One thing to avoid upon pain of me pointing it out is the sudden conversion. This can come in many forms, but you've all seen the movies where the bad guy turns good at the end, yes? How many of these were convincing? Perhaps the only one that I can think of that did it well was episodes four to six of Star Wars where Vader eventually turns to the light side of the force. At least he had the justification of family involved, and it took two films for him to come around to that state. In a short tale, you don't have the luxury of enough time and space to get away with this.

I said this conversion comes in many forms - I'm thinking of more than the "Well, you're such a good chap I'll act that way now myself," sort of thing.

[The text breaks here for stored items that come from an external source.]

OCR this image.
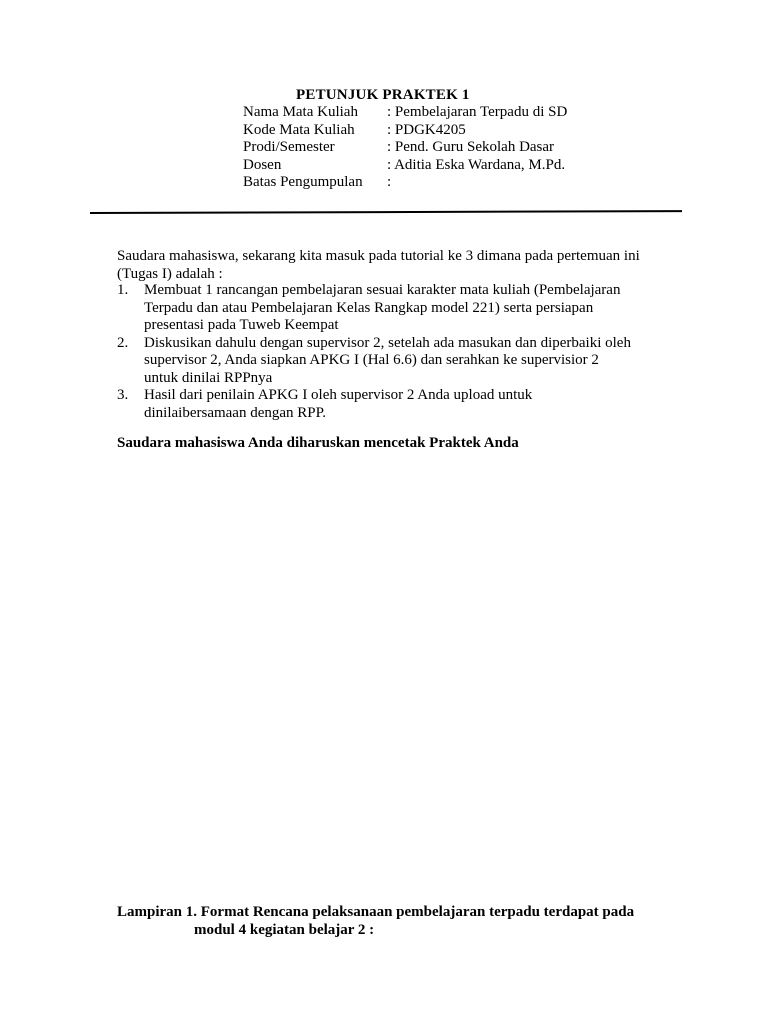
PETUNJUK PRAKTEK 1
Nama Mata Kuliah : Pembelajaran Terpadu di SD
Kode Mata Kuliah : PDGK4205
Prodi/Semester	: Pend. Guru Sekolah Dasar
Dosen	: Aditia Eska Wardana, M.Pd.
Batas Pengumpulan :
Saudara mahasiswa, sekarang kita masuk pada tutorial ke 3 dimana pada pertemuan ini (Tugas I) adalah :
1. Membuat 1 rancangan pembelajaran sesuai karakter mata kuliah (Pembelajaran
Terpadu dan atau Pembelajaran Kelas Rangkap model 221) serta persiapan
presentasi pada Tuweb Keempat
2. Diskusikan dahulu dengan supervisor 2, setelah ada masukan dan diperbaiki oleh
supervisor 2, Anda siapkan APKG I (Hal 6.6) dan serahkan ke supervisior 2
untuk dinilai RPPnya
3. Hasil dari penilain APKG I oleh supervisor 2 Anda upload untuk
dinilaibersamaan dengan RPP.
Saudara mahasiswa Anda diharuskan mencetak Praktek Anda
Lampiran 1. Format Rencana pelaksanaan pembelajaran terpadu terdapat pada
modul 4 kegiatan belajar 2 :
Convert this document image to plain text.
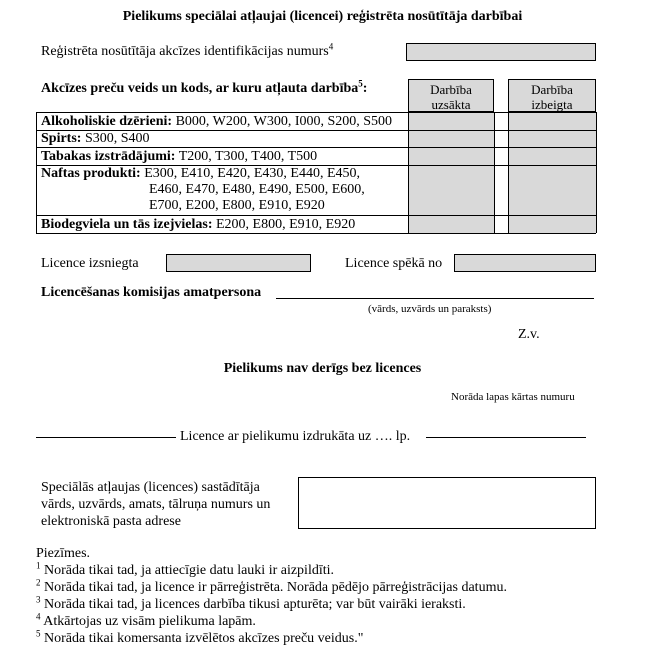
Pielikums speciālai atļaujai (licencei) reģistrēta nosūtītāja darbībai
Reģistrēta nosūtītāja akcīzes identifikācijas numurs$^4$
Akcīzes preču veids un kods, ar kuru atļauta darbība$^5$:	Darbība
uzsākta
Darbība
izbeigta
Alkoholiskie dzērieni: B000, W200, W300, I000, S200, S500
Spirts: S300, S400
Tabakas izstrādājumi: T200, T300, T400, T500
Naftas produkti: E300, E410, E420, E430, E440, E450,
E460, E470, E480, E490, E500, E600,
E700, E200, E800, E910, E920
Biodegviela un tās izejvielas: E200, E800, E910, E920
Licence izsniegta	Licence spēkā no
Licencēšanas komisijas amatpersona
(vārds, uzvārds un paraksts)
Z.v.
Pielikums nav derīgs bez licences
Norāda lapas kārtas numuru
Licence ar pielikumu izdrukāta uz …. lp.
Speciālās atļaujas (licences) sastādītāja
vārds, uzvārds, amats, tālruņa numurs un
elektroniskā pasta adrese
Piezīmes.
$^1$ Norāda tikai tad, ja attiecīgie datu lauki ir aizpildīti.
$^2$ Norāda tikai tad, ja licence ir pārreģistrēta. Norāda pēdējo pārreģistrācijas datumu.
$^3$ Norāda tikai tad, ja licences darbība tikusi apturēta; var būt vairāki ieraksti.
$^4$ Atkārtojas uz visām pielikuma lapām.
$^5$ Norāda tikai komersanta izvēlētos akcīzes preču veidus."
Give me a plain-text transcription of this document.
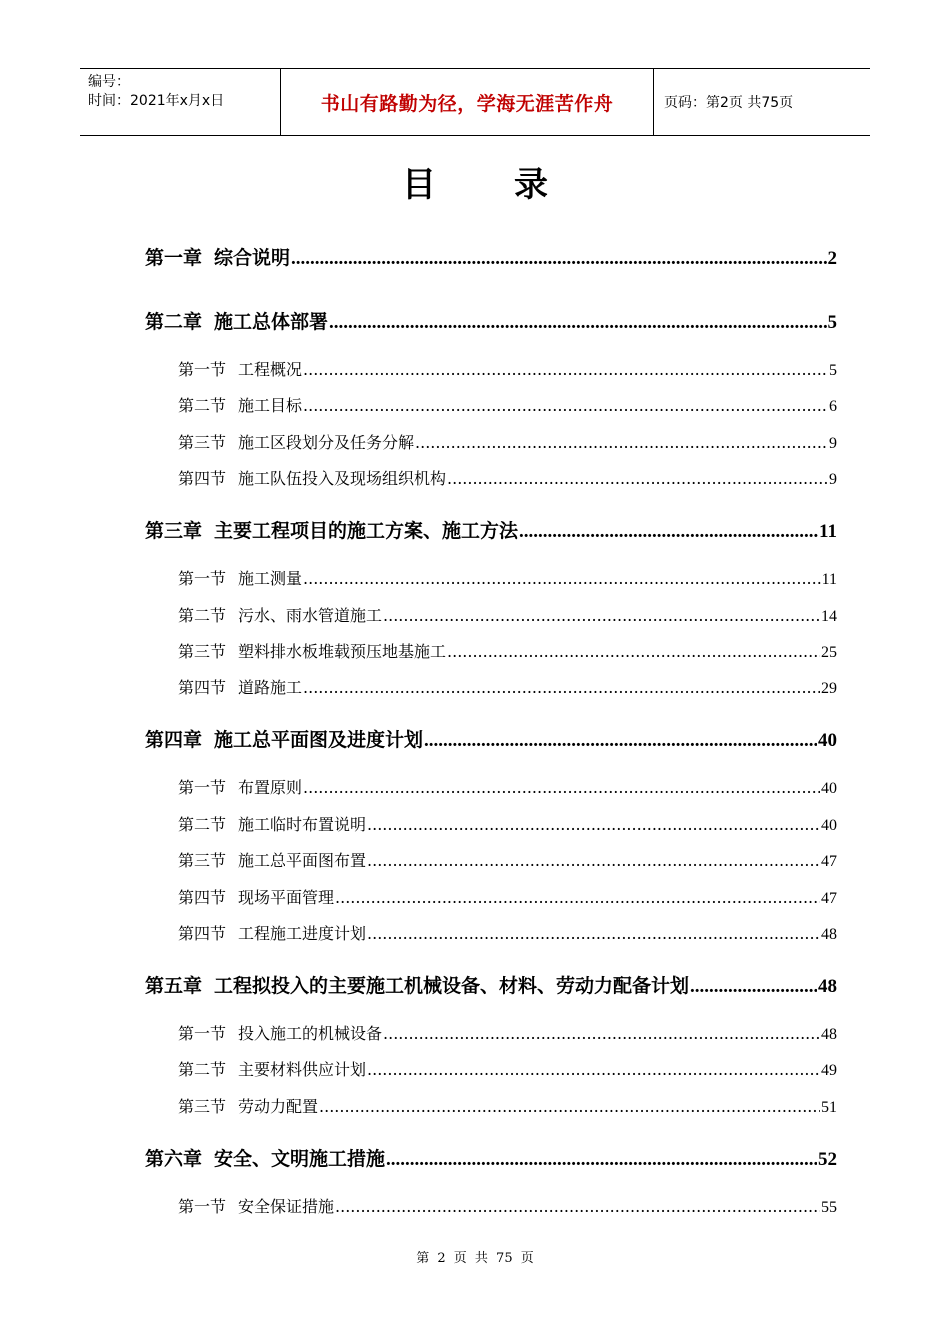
编号：
时间：2021年x月x日	书山有路勤为径，学海无涯苦作舟	页码：第2页 共75页
目录
第一章 综合说明 .....	2
第二章 施工总体部署 .....	5
第一节 工程概况 .....	5
第二节 施工目标 .....	6
第三节 施工区段划分及任务分解 .....	9
第四节 施工队伍投入及现场组织机构 .....	9
第三章 主要工程项目的施工方案、施工方法 .....	11
第一节 施工测量 .....	11
第二节 污水、雨水管道施工 .....	14
第三节 塑料排水板堆载预压地基施工 .....	25
第四节 道路施工 .....	29
第四章 施工总平面图及进度计划 .....	40
第一节 布置原则 .....	40
第二节 施工临时布置说明 .....	40
第三节 施工总平面图布置 .....	47
第四节 现场平面管理 .....	47
第四节 工程施工进度计划 .....	48
第五章 工程拟投入的主要施工机械设备、材料、劳动力配备计划 .....	48
第一节 投入施工的机械设备 .....	48
第二节 主要材料供应计划 .....	49
第三节 劳动力配置 .....	51
第六章 安全、文明施工措施 .....	52
第一节 安全保证措施 .....	55
第 2 页 共 75 页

I've had stories submitted that contained elements where the characters accepted the word of a turncoat and trusted them implicitly from there on. Try this example I've made up - single character ends up killing the Wargs in the bottom of Riverton Mines. Wanders into Malevich's lair and gulps nervously. Says something like, "Whoops, I seem to have killed all your guard wolves." Malevich prepares to attack but our hero is quick-thinking - "I can guard you instead..." Now what would Malevich say to this? There's no way he'd say, "Yes", but I've had several stories with similar concepts accepted before. In a Mudslinger story, you do not have time to both set a character's personality and attributes in the reader's mind and then make them change convincingly.

One aspect that I'll be dealing with in more detail in a future section is comedy, but in reference to the information above you can get away with a lot more in a humorous piece without justifying it. As mentioned previously, people want to be entertained - if your comments are genuinely funny, people will accept it with less hesitation.

Another aspect to making people accept what you are saying is to make it seem that the reader is actually in the piece. Describe what your character sees as if they can see it - the reader will have some experience and their own ideas. If you can connect with them on this level then this will help then connect with your justifications.